The first cellphone was developed by Motorola in Israel.

I’m sure the minister and his staff use a PC to scribble out rhetoric or play solitaire when nobody’s looking.

Well, the first Intel processor chip was designed and developed in Israel.

Perhaps he uses Microsoft software, which has many components that come out of the Microsoft R&D centre in Israel.

Ebrahim likely shares documents and pictures of his non-Israeli trips on a flash disk, which, yet again, is an Israeli invention.

Or perhaps the honourable deputy minister makes use of the internet to send emails or browse the Web, which relies extensively on Cisco pipes developed in Israel.

We hope that our deputy minister has not been to the hospital too often but, if he has, Ebrahim has no doubt been given a treatment or undergone a diagnostic procedure that has been partly developed and influenced by Israelis.
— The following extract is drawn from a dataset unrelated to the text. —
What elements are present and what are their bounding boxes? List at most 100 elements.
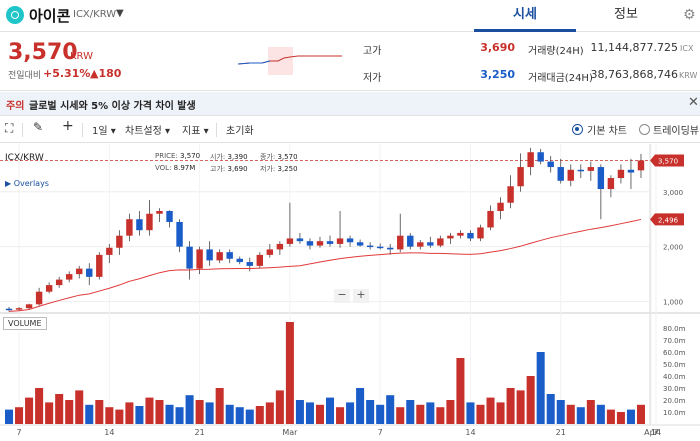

If he knows someone with multiple sclerosis, Gaucher’s disease, or many other diseases and ailments, it is probable that this person is on medication that in some way has been researched and developed in Israel.

And I haven’t even spoken about the numerous advances in chemistry, physics, optics, agriculture, biotechnology, economics and so forth that have most likely had a direct or indirect influence on the honourable deputy minister.

It seems that the only way to heed our honourable deputy minister’s astute remarks is to return to the Stone Age. Too bad Israel hasn’t invented a time machine.